Muqarnas

Stalaktiten aus Stuck

Muqarnas ist ein in der gesamten islamischen Welt nachweisbares Architekturelement, das nicht nur in der Gewölbezone vielseitig anwendbar ist, sondern auch als Kapitell, Bogen, Fries oder Nischen-bekrönung vorkommt (Abb. 1-2). In al-Andalus ist Muqarnas seit almohadischer Zeit materiell nachweisbar, wobei die nasridische Architektur besonders spektakuläre Lösungen entwickelt hat. So hebt sich der unter Muhammad V. zwischen 1362 und 1391 entstandene Löwenpalast durch seine kleinteiligen Muqarnasgewölbe von den übrigen Palastbauten der Alhambra ab. Die oft mit Stalaktiten verglichenen Gipskuppeln der Sala de los Abencerrajes und Sala de las Dos Hermanas weckten früh das Interesse von Architekten wie Jules Goury und Owen Jones oder Konstantin Uhde (Abb. 3-4). – FG

Literatur
Goury/Jones 1836-1845. Girault de Prangey 1837-39. Girault de Prangey 1842. Uhde 1892. Tabbaa 1985. Fernández-Puertas 1993. Ibrahim 2002. Pavón Maldonado 2004.

Eine mathematische Aufgabe

Das auf mathematischen Gesetzmässigkeiten beruhende Entwurfsverfahren von Muqarnas weist regionale Unterschiede auf. In al-Andalus wurden die komplexen Muqarnasgebilde aus vorgefertigten Standardelementen zusammengesetzt (Abb. 5). Bei den aus mehreren übereinander angeordneten Wölbstufen bestehenden Muqarnaskuppeln war der Entwurfsprozess besonders anspruchsvoll (Abb. 6). Entsprechend dem dreiteiligen Gewölbeaufbau mit Anfang, Mittelteil und Abschluss folgte auf die Festlegung der tragenden Fusspunkte und das Einpassen der Entwurfsidee in den verfügbaren Raum, die Gestaltung des mehrstufigen Mittelteils. Hierfür wurde das dem Gewölbe zugrunde liegende Geometriesystem festgelegt und die Haupt- und Nebensterne innerhalb der Gesamtstruktur positioniert (Abb. 7). Auf die anschliessende Ausgestaltung des Zwischenraums entlang der Stufenumrisse folgte der Entwurf des zentralen Scheitelbereichs. – FG

Literatur
Uhde 1892. Dold-Samplonius 1992. Necipoğlu 1995. Ibrahim 2002. López Rodríguez et al. 2003. Pavón Maldonado 2004.

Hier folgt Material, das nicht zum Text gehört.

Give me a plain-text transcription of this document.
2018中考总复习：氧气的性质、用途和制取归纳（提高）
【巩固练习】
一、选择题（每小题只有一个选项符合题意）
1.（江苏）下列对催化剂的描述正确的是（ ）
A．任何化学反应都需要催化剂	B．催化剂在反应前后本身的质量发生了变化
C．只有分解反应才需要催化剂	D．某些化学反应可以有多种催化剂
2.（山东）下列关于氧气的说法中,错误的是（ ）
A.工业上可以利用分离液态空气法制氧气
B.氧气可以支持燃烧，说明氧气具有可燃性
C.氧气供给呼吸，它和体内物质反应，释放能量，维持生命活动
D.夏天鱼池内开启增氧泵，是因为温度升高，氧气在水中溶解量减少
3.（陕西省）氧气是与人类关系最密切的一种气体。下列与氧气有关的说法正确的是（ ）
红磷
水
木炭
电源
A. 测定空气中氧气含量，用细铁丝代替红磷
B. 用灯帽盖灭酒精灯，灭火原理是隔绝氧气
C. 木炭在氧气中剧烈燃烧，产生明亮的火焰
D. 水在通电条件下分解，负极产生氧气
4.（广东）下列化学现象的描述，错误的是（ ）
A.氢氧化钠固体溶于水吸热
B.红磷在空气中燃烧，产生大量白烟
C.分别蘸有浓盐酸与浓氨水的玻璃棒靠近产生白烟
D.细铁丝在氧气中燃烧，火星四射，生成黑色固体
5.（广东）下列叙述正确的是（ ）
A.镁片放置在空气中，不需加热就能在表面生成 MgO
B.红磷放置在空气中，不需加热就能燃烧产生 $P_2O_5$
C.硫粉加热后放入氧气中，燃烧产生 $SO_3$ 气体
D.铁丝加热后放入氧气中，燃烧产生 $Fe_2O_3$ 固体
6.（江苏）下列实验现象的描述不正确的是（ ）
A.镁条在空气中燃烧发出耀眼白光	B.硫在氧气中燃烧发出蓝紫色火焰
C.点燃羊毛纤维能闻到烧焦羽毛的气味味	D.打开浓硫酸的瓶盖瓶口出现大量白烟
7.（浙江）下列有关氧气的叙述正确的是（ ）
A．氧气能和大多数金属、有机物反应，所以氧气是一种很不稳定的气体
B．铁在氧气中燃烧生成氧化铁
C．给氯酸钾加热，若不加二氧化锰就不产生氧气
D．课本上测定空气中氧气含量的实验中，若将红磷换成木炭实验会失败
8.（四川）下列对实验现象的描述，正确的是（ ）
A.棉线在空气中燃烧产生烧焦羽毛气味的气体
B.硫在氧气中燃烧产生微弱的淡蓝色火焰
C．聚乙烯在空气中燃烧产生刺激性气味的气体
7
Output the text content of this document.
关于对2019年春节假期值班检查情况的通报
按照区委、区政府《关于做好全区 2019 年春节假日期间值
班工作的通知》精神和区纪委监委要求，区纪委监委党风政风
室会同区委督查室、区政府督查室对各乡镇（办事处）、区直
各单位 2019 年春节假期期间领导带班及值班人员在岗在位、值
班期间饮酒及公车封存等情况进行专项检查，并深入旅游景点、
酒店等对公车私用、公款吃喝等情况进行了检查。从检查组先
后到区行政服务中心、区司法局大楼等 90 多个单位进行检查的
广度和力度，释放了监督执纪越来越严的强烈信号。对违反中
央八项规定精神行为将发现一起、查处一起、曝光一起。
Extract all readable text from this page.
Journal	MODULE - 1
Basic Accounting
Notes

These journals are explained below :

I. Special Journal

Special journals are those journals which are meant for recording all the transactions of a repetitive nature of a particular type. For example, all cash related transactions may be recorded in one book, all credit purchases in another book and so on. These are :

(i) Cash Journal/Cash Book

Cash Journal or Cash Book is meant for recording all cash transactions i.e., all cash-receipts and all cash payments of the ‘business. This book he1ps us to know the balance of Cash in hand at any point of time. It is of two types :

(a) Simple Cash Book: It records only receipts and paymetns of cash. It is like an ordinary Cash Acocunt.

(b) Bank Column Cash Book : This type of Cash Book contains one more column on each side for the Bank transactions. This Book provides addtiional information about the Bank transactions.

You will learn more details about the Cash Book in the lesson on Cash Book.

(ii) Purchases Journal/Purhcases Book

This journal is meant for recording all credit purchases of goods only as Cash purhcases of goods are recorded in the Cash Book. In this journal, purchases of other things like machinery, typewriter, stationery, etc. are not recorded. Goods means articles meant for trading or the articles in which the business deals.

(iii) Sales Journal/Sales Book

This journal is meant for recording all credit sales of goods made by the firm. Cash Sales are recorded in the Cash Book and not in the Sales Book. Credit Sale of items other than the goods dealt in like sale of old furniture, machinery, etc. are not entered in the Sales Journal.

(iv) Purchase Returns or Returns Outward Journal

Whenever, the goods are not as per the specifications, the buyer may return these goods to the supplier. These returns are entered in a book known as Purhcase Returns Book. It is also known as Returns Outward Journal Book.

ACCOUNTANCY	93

Der aufgehängte Sternenhimmel

Der Herstellungsprozess von Muqarnasgewölben aus Stuck lässt sich in Marokko noch heute beobachten. Mit Hilfe von Schablonen aus dicker Pappe werden hölzerne Negativformen erstellt, mittels derer die erwähnten Standardelemente gegossen werden. Diese werden anschliessend zu einzelnen Gewölbesegmenten zusammengefügt, die am Bau in ein zuvor erstelltes Gipsbogenskelett eingepasst und mit Hilfe meist hölzerner Aufhängungen an Mauer oder Decke befestigt werden. Die Wölboberfläche wird daraufhin von einer Stuckschicht überzogen, geglättet oder reliefiert und schliesslich bemalt. Muqarnasgewölbe dieses Typus sind demnach nie selbsttragend, sondern bedürfen immer einer Verankerung im dahinterliegenden Mauer- bzw. Deckenbereich, wie dies bei der jüngst erfolgten Sanierung der Gewölbe der Sala de los Reyes in der Alhambra nachgewiesen werden konnte. – FG

Literatur
Paccard 1980. Ibrahim 2002. Pavón Maldonado 2004.
Abb.1 (de)

Abb. 1. Verschiedene Anwendungsbereiche von Muqarnas (Girault de Prangey 1837-39, Granada, Taf. 16).

Abb.2 (de)

Abb. 2. Muqarnaskuppel in der Sala de las Dos Hermanas (Girault de Prangey 1842, Taf. 17).

Abb.3 (de)

Abb. 3. Muqarnaskuppel in der Sala de las Dos Hermanas (Goury/Jones 1836-1845, Bd. 1, Text zu Taf. 10).